After it became apparent the US government would ultimately reject them, the Chinese telecom giant Huawei recently gave up on its attempt to acquire the American company 3Leaf. Even before the decision was announced, Chinese pundits were already loading their cannons in response to the probable rejection.
It’s hard to blame them. Huawei has been at the butt of several rejected deals in the US in recent years based on dubious national security concerns. Huawei is almost certainly a victim of American politics.
Some pundits have taken their responses too far though. A recent Global Times editorial suggested, “If the bid is rejected, China should launch retaliatory measures against US businesses over here.”
The suggestion conjured up similarities to the ancient Code of Hammurabi which had a basic “eye-for-an-eye” principle. One law stated that “If a builder builds a house for someone, and it falls in and kills its owner’s son, then the builder’s son shall be put to death.”
That law was deemed archaic some 3,500 years ago, but the suggestion that American businesses in China should be punished for Huawei’s rejection isn’t too far off the mark. Foreign business owners in China must have felt a chill go through their spine upon reading that editorial.

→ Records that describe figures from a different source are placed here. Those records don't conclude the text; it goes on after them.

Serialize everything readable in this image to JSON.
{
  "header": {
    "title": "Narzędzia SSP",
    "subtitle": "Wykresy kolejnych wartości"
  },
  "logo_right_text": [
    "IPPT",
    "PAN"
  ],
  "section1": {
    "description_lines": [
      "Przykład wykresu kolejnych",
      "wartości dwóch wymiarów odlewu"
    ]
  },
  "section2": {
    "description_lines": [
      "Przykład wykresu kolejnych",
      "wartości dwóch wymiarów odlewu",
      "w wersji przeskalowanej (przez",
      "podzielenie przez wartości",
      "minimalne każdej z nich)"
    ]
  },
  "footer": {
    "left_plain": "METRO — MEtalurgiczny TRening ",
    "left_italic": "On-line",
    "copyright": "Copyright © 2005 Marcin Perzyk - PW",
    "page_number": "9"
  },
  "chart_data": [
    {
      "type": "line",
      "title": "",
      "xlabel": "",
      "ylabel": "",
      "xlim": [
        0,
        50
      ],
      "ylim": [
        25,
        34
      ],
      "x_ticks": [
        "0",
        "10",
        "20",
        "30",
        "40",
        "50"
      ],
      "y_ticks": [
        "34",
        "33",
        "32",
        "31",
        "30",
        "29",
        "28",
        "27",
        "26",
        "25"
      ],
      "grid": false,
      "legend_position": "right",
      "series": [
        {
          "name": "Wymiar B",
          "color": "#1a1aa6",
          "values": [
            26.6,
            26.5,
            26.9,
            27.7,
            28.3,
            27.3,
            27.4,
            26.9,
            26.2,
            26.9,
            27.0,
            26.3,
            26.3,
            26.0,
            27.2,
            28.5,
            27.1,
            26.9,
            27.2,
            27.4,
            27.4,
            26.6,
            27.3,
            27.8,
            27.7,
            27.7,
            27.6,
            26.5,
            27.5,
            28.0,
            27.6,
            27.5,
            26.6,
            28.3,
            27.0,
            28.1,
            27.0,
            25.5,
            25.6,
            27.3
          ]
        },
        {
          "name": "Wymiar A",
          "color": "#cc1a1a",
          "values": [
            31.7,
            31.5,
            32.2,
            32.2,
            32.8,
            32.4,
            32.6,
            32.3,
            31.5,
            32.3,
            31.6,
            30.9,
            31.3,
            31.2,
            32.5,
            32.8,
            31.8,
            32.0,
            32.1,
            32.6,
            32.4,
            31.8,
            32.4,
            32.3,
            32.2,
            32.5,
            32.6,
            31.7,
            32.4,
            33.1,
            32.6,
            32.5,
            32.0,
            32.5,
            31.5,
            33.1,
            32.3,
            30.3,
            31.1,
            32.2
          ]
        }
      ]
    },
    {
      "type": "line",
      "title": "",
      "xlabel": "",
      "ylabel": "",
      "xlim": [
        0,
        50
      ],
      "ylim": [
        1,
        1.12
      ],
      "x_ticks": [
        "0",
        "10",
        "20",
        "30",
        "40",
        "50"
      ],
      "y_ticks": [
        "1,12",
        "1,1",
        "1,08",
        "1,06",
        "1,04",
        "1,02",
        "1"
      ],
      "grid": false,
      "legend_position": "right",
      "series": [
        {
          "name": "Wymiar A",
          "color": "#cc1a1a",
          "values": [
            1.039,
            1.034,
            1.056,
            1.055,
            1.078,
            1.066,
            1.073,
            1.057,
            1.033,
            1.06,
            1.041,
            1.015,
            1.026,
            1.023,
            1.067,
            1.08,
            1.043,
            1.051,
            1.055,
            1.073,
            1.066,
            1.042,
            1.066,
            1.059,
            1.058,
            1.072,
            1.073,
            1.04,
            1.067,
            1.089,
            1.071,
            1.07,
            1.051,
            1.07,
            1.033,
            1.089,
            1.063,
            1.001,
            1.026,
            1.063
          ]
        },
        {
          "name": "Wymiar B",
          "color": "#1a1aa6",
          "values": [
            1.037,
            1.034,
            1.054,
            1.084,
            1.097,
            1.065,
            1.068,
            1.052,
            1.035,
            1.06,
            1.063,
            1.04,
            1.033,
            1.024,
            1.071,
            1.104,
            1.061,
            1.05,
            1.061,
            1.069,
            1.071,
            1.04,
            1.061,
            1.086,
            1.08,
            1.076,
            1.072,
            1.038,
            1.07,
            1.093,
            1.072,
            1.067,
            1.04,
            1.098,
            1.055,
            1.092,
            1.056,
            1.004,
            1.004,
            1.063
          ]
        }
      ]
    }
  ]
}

The suggestion makes an all too common assumption that a country is a single body where the actions and thoughts of all its people and institutions are coordinated. But being from the US doesn’t mean a business supports US government polices like the one impeding Huawei. And those companies certainly don’t have any power over the matter. These pundits are suggesting lashing out at innocent bystanders simply because they don’t see any better options.
Even if that kind of retaliation were justified, it would hardly be effective from a practical standpoint. It would probably even make things worse. The US government blocks deals like Huawei’s because, no matter how well-established and independent a Chinese company is, Americans will still see it as “China Inc.” and want it dismissed on any grounds. American leaders are happy to soak up the kudos that come with saving American jobs by expelling a seemingly red communist enterprise.
If China retaliated against American companies, it would just enhance that shady image in most Americans’ minds. They would simply call for further retaliations against other Chinese companies and, in the coming election cycle, American leaders might feel compelled to chase those cheap political points.
From China’s standpoint, it’s hard to bite this bullet and refrain from making some kind of retaliation while one of its companies is being treated so unfairly. But they should also keep in mind that China isn’t exactly a shining example of fairness toward foreign enterprises.
China requires technology transfer from foreign companies, enforces intellectual property laws far less stringently when foreign companies are being ripped off than when Chinese companies are, and the state owned media regularly takes shots at foreign companies while neglecting the problems of their Chinese competitors.
If one looks beyond business to fields like journalism, they’d be hard pressed to find an example of a Chinese journalist in America being followed, threatened, arrested, beaten or deported for carrying out their basic reporting duties in accordance with the law.
Huawei is getting a bum deal and Chinese are justified in sticking up for it. But they need to stay rational at the same time. To advocate indiscriminate retaliation against companies simply because they’re American is little different from throwing rocks through McDonalds’ windows when the US government offends China. It’s tempting to go after the easy target, but reckless and ultimately useless.